Intel® Hyperflex™ Architecture High-Performance Design Handbook

ID 683353
Date 10/04/2021
Public

A newer version of this document is available. Customers should click here to go to the newest version.

Document Table of Contents

4.1.2. Step 2: Add Pipeline Stages and Remove Asynchronous Resets

This first optimization step adds five levels of pipeline registers in the design locations that Fast Forward suggests, and removes the asynchronous resets present in a design module. Adding additional pipeline stages at the interconnect between the ALMs eliminates some of the long routing delays. This optimization step increases fMAX performance to the level that Fast Forward estimates.

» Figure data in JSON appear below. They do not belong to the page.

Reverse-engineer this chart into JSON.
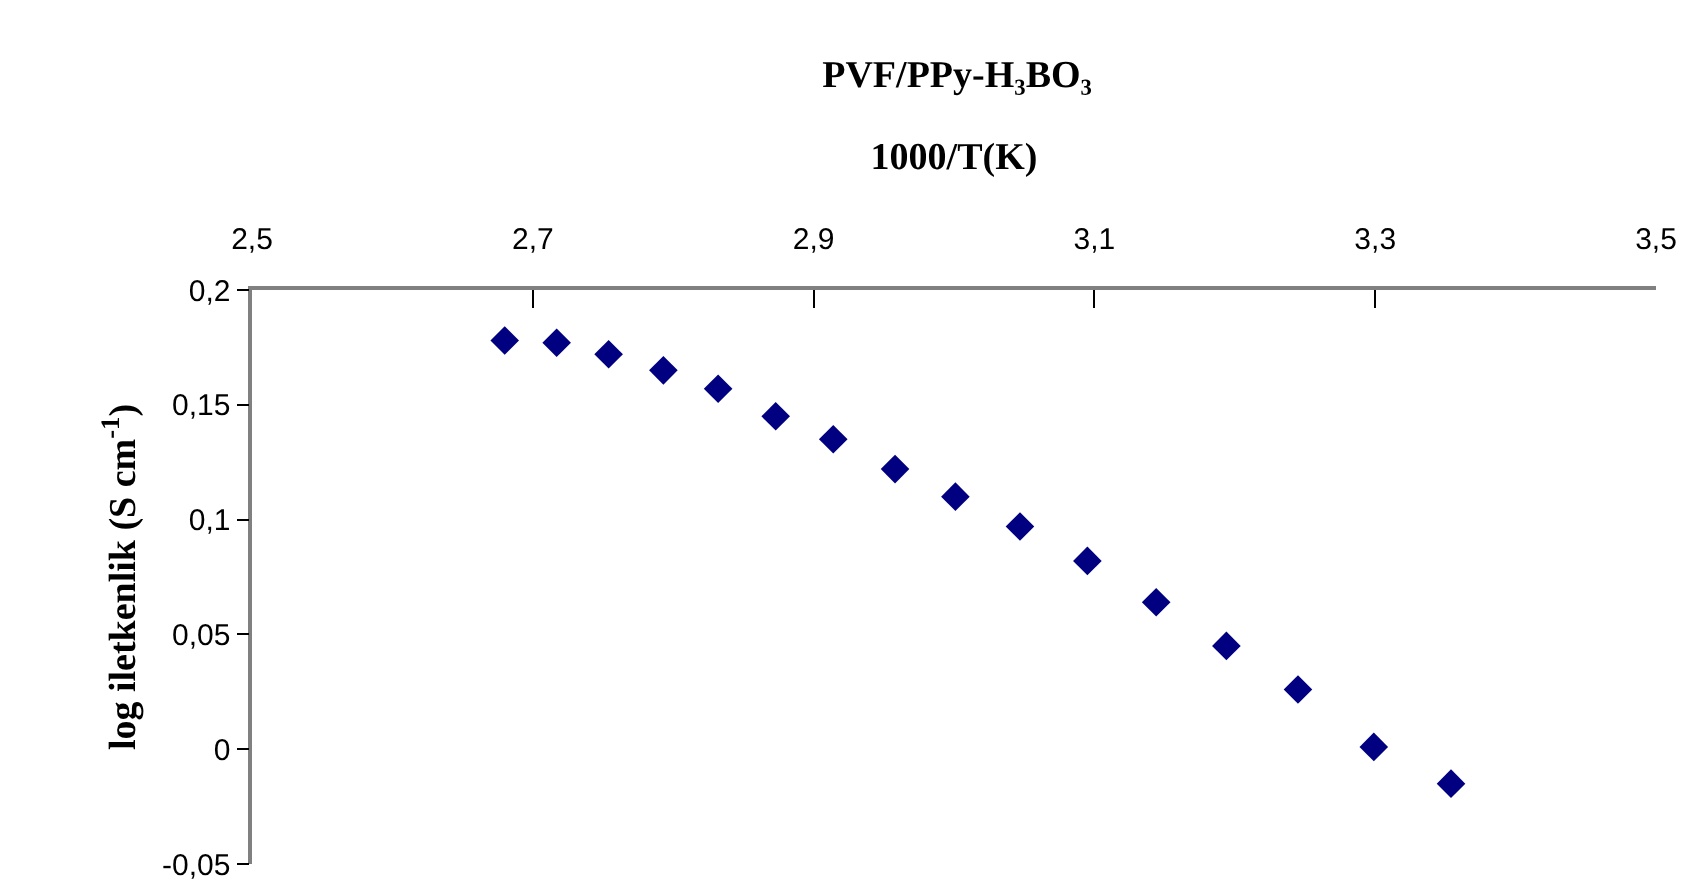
{
  "chart_data": {
    "type": "scatter",
    "title": "PVF/PPy-H₃BO₃",
    "xlabel": "1000/T(K)",
    "ylabel": "log iletkenlik (S cm$^{-1}$)",
    "x": [
      2.68,
      2.717,
      2.754,
      2.793,
      2.832,
      2.873,
      2.914,
      2.958,
      3.001,
      3.047,
      3.095,
      3.144,
      3.194,
      3.245,
      3.299,
      3.354
    ],
    "series": [
      {
        "color": "#000080",
        "values": [
          0.178,
          0.177,
          0.172,
          0.165,
          0.157,
          0.145,
          0.135,
          0.122,
          0.11,
          0.097,
          0.082,
          0.064,
          0.045,
          0.026,
          0.001,
          -0.015
        ]
      }
    ],
    "xlim": [
      2.5,
      3.5
    ],
    "xticks": [
      {
        "value": 2.5,
        "label": "2,5"
      },
      {
        "value": 2.7,
        "label": "2,7"
      },
      {
        "value": 2.9,
        "label": "2,9"
      },
      {
        "value": 3.1,
        "label": "3,1"
      },
      {
        "value": 3.3,
        "label": "3,3"
      },
      {
        "value": 3.5,
        "label": "3,5"
      }
    ],
    "ylim": [
      -0.05,
      0.2
    ],
    "yticks": [
      {
        "value": -0.05,
        "label": "-0,05"
      },
      {
        "value": 0,
        "label": "0"
      },
      {
        "value": 0.05,
        "label": "0,05"
      },
      {
        "value": 0.1,
        "label": "0,1"
      },
      {
        "value": 0.15,
        "label": "0,15"
      },
      {
        "value": 0.2,
        "label": "0,2"
      }
    ],
    "grid": false,
    "marker": "diamond"
  }
}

To add pipeline stages and remove asynchronous resets from the design:

  1. Open the Median_filter_<version>/Step_1/rtl/hyper_pipe.sv. This file defines a parameterizable hyper_pipe pipeline component that you can easily use in any design. The following shows this component's code with parameterizable width (WIDTH) and depth (NUM_PIPES):
    module hyper_pipe #(
    	parameter WIDTH = 1,
    	parameter NUM_PIPES = 1)
    (
    input clk,
    input [WIDTH-1:0] din,
    output [WIDTH-1:0] dout);
    
    reg [WIDTH-1:0] hp [NUM_PIPES-1:0];
    
    genvar i;
    generate
      if (NUM_PIPES == 0) begin
        assign dout = din;
      end
      else begin
        always @ (posedge clk) 
          hp[0] <= din;
          for (i=1;i < NUM_PIPES;i++) begin : hregs
            always @ ( posedge clk) begin
              hp[i] <= hp[i-1];
            end
          end
        assign dout = hp[NUM_PIPES-1];
      end
    endgenerate
    endmodule
  2. Use the parameterizable module to add some levels of pipeline stages to the locations that Fast Forward recommends. The following example shows how to add latency before the q output of the dff_3_pipe module:
    . . .
    
    hyper_pipe #( 
    	.WIDTH (DATA_WIDTH),
    	.NUM_PIPES(4)
    ) hp_d0 (
    	.clk(clk),
    	.din(d0),
    	.dout(q0_int)
    );
    . . .
    always @(posedge clk)
    begin : register_bank_3u
        if(~rst_n) begin
            q0 <= {DATA_WIDTH{1'b0}};
            q1 <= {DATA_WIDTH{1'b0}};
            q2 <= {DATA_WIDTH{1'b0}};
        end else begin
    		  q0 <= q0_int;
    		  q1 <= q1_int;
    		  q2 <= q2_int;
        end
    end
  3. Remove the asynchronous resets inside the dff_3_pipe module by simply changing the registers to synchronous registers, as shown below. Refer to Reset Strategies for general examples of efficient reset implementations.
    always @(posedge clk or negedge rst_n) // Asynchronous reset
    begin : register_bank_3u
        if(~rst_n) begin
            q0 <= {DATA_WIDTH{1'b0}};
            q1 <= {DATA_WIDTH{1'b0}};
            q2 <= {DATA_WIDTH{1'b0}};
        end else begin
            q0_reg <= d0;
            q1_reg <= d1;
            q2_reg <= d2;
    		  q0 <= q0_reg;
    		  q1 <= q1_reg;
    		  q2 <= q2_reg;
        end
    end
    
    always @(posedge clk)
    begin : register_bank_3u
        if(~rst_n_int) begin  // Synchronous reset
            q0 <= {DATA_WIDTH{1'b0}};
            q1 <= {DATA_WIDTH{1'b0}};
            q2 <= {DATA_WIDTH{1'b0}};
        end else begin
    		  q0 <= q0_int;
    		  q1 <= q1_int;
    		  q2 <= q2_int;
        end
    end
    These RTL changes add five levels of pipeline to the inputs of the median_wrapper design (word0, word1, and word2 buses), and five levels of pipeline into the dff_3_pipe module. The following steps show the results of these changes.
  4. To implement the changes, save all design changes and click Compile Design on the Compilation Dashboard.
  5. Following compilation, once again view the compilation results for the Clk clock domain in the Fast Forward Details report.

    The report shows the effect of the RTL changes on the Base Performance fMAX of the design. The design performance now increases to 495 MHz.

    The report indicates that you can achieve further performance improvement by removing more asynchronous registers, adding more pipeline registers, and addressing optimization limits of short path and long path. The following steps describe implementation of these recommendations in the design RTL.

    Note: As an alternative to completing the preceding steps, you can open and compile the Median_filter_<version>/Step_1/median.qpf project file that already includes these changes, and then observe the results.